The security cluster spans topics from networking to cryptography to secure databases. By choosing different domains in which to study security students gain a broad understanding of both theoretical and applied knowledge.
The theory cluster studies the fundamentals of computation, which includes complexity theory to determine the inherent limits of computation, communication, and cryptography and the design and analysis of algorithms to obtain optimal solutions within those limits.
Electives provide a breadth of experience in computer science and applications areas. Students who wish to include courses from departments outside of computer science need prior approval from the graduate program director. Refer to the course descriptions in the departments of computer science, engineering, mathematical sciences, and imaging science for possible elective courses.
Students may choose the thesis or project option as the capstone to the program. Students who choose the project option must register for the Project course (CSCI-788). Students participate in required in-class presentations that are critiqued. A summary project report and public presentation of the student's project (in poster form) occurs at the end of the semester.
- Government (Local, State, Federal)
- Internet and Software
- Electronic and Computer Hardware
Typical Job Titles
- Software Developer
- Software Engineer
- Application Developer
- Database Administrator
- Security Engineer
- System Integration Engineer
Computer Science (thesis option), MS degree, typical course sequence
- CSCI-665 Foundations of Algorithms
- CSCI-790 Computer Science MS Thesis
- Cluster Courses
Computer Science (project option), MS degree, typical course sequence
- CSCI-665 Foundations of Algorithms
- CSCI-788 Computer Science MS Project
- Cluster Courses
To be considered for admission to the MS in computer science, candidates must fulfill the following requirements:
- Complete a graduate application.
- Hold a baccalaureate degree (or equivalent) from an accredited university or college.
- Submit official transcripts (in English) of all previously completed undergraduate and graduate course work.
- Have a minimum cumulative GPA of 3.0 (or equivalent).
- Submit scores from the GRE. Applicants with undergraduate degrees from foreign colleges and universities are required to submit GRE scores. GRE scores from other students may be requested.
- Submit a personal statement of educational objectives outlining the applicant’s research/project interests, career goals, and suitability to the program.
- Submit two letters of recommendation from academic or professional sources.
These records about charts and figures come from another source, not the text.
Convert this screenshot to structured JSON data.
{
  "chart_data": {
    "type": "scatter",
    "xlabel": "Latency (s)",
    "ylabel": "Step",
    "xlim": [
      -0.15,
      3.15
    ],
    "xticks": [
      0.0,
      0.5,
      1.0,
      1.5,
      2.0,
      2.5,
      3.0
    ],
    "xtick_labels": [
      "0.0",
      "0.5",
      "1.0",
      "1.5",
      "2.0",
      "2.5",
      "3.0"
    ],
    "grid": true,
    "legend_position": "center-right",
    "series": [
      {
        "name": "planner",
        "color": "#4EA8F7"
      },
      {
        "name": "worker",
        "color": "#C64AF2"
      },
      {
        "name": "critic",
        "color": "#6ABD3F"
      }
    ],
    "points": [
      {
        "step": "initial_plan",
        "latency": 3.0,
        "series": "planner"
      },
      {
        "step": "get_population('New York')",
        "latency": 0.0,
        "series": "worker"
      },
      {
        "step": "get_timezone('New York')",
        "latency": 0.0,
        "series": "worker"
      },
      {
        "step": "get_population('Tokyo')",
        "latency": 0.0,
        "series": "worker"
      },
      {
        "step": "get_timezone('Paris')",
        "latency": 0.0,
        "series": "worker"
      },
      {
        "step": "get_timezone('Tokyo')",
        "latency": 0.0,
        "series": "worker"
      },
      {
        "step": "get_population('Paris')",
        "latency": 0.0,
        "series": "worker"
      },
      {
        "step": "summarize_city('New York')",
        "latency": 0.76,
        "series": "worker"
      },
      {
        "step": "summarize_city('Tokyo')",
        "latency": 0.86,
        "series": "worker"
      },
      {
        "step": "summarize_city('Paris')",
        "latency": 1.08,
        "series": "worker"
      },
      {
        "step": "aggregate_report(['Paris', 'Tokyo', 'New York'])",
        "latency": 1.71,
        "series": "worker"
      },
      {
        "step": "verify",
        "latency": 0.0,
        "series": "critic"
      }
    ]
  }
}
- International applicants whose native language is not English must submit scores from the TOEFL, IELTS, or PTE. A minimum TOEFL score of 88 (internet-based) is required. A minimum IELTS score of 6.5 is required. The English language test score requirement is waived for native speakers of English or for those submitting transcripts from degrees earned at American institutions.
Applicants must satisfy prerequisite requirements in mathematics (differential and integral calculus, probability and statistics, discrete mathematics, and computer science theory) and computing (experience with a modern high-level language [e.g., C++, Java], data structures, software design methodology, introductory computer architecture, operating systems, and programming language concepts).